When you stop looking to test scores to define your success, you get to start defining it yourself.  I now get to say that success includes instances like a student coming to tell you she’s starting to like math, students begging you to teach them a particularly difficult topic, and days when you spend all of your free time answering the questions of students doing extra math problems for practice.

One of my most memorable/feel-good moments in the classroom so far this year was one day when my students were taking a quiz.  In the Tanzanian education system, in order to get the highest mark on your national exam, you have to pass math.  However, because it is so difficult for everyone, many students pass it up to study more for their other subjects in hopes that they will get the second highest score.  When I first arrived, administering a math quiz resulted in many, if not most (or all), students cheating.  I would watch, powerlessly, as everyone looked at the paper of the person next to them without even trying to answer the questions given because they had no idea where to even begin.  What’s even worse, they didn’t even care about knowing where to begin.  They just wanted to get through it and be done.  This year, as I looked out at my students taking a math quiz, I saw every single student looking between the board and their paper and I watched the wheels turn as they thought about how to answer each of the questions.  There was no cheating (at least not blatantly) and they understood well enough not only to try, but to care.  This, to me, feels huge because these students no longer see math as completely hopeless.  I thought my heart was going to burst that day.
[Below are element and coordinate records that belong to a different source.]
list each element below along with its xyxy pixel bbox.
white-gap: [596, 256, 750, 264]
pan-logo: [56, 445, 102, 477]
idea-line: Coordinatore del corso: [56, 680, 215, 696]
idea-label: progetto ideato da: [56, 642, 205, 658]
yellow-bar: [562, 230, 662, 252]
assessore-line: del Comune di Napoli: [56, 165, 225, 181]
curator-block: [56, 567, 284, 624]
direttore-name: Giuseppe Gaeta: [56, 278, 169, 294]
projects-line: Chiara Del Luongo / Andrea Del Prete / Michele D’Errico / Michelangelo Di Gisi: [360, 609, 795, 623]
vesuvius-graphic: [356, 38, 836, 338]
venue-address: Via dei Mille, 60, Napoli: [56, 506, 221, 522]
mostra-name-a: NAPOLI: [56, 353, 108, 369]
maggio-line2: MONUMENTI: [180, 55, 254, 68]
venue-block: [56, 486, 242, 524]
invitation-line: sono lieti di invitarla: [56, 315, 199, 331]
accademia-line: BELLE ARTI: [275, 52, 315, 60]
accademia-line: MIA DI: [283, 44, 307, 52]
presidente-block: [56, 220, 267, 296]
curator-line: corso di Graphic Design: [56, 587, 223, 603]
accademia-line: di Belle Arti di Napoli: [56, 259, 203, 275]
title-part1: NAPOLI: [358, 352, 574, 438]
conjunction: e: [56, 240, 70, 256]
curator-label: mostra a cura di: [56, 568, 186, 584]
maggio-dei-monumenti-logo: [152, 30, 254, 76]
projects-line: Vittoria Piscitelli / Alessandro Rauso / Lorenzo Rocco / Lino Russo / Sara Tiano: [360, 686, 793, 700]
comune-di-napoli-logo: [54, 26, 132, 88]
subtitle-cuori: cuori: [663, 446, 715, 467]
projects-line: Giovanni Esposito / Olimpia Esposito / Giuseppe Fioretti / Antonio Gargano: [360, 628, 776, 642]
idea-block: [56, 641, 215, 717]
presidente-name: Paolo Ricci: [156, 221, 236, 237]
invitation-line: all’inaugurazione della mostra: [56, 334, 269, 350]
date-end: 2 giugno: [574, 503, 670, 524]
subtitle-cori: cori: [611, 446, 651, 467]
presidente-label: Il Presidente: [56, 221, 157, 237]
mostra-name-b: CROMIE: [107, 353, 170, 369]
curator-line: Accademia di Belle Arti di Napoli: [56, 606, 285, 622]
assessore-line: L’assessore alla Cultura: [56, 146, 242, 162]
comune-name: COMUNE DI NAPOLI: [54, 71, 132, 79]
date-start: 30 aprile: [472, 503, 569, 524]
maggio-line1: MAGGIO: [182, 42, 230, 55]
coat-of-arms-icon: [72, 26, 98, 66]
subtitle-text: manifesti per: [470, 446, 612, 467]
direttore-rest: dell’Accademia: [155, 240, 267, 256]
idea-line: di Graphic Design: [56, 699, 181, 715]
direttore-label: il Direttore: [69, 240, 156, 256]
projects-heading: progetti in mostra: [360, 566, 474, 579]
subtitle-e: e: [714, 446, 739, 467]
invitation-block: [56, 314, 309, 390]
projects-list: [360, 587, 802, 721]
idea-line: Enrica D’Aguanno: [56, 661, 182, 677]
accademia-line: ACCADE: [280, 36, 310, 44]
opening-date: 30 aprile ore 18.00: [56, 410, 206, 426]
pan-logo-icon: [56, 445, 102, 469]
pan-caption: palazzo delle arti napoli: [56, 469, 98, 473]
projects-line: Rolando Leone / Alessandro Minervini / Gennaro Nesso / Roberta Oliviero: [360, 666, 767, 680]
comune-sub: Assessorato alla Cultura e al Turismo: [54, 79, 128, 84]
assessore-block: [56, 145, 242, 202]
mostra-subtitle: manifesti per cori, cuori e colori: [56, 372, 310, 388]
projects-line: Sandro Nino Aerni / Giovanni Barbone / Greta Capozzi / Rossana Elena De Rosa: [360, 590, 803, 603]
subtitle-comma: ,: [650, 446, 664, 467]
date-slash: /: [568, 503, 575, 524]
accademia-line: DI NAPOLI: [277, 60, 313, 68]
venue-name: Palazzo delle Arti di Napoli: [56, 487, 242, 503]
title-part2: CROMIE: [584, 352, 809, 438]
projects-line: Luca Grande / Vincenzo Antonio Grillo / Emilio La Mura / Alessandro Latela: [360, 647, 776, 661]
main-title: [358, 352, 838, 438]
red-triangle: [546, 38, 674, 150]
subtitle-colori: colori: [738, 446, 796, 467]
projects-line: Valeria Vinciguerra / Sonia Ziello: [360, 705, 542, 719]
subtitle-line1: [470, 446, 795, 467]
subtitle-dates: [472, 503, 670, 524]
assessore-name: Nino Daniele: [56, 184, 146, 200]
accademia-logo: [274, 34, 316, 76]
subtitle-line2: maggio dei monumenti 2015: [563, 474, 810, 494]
That class makes my heart sing all the time, though.  They’re sweet and work hard and I continue to be beyond thankful for them.  Just today I spent 40 minutes laughing and talking with them after my lesson was over about all kinds of things.  Not all classes are like that, though, and this year’s Form 3s have proven to be quite a challenge.  So much so that I have stopped caring about the students that insist on doing other work and acting out while I’m teaching.  I used to walk around and make sure everyone’s notebook was out before I started my lesson.  That stopped right around the time I realized that I can’t control whether or not a student learns.  Now I focus only on the students that want to learn math and let the rest do what they want as long as they’re not being disruptive.  At the beginning of the year, this meant I wasn’t teaching to very many.   A couple of weeks ago, though, I was pleasantly surprised by a comment from the school’s academic master.  He first asked me about Form 3 and I replied with the expected flabergasted look, a bit of a grunt, and a shrug.  He proceeded to tell me that there were some students who had come to him to tell him that “these days they are understanding math.”  This blew me away because I was convinced that no one was actually paying attention when I was teaching.  I assumed that even the ones with their math notebooks out were just humoring me because they were the good kids.  Now, looking back on it, I realize that there has been a steady, albeit slow, progression of behavior.  At the beginning of the year I was Ferris Bueller’s teacher.  “Anyone?  Anyone?”   In a classroom of 80, this is insanely frustrating.  Then the silence turned into mocking.  This is insanely annoying.  When the academic master made his comment to me, the students had finally reached what seemed to me like indifference.  After he made that comment, though, I started paying a little more attention and as I looked around each day, I started to notice more and more math notebooks coming out when I was teaching and more and more students writing down what I was putting on the board.  Slowly (I can't emphasize this word enough), but surely, I feel like I’m winning them over.  More and more students are starting to participate and I realize that I am now receiving a lot more respect than I was at the beginning.  That right there feels absolutely phenomenal and that right there is what I call success.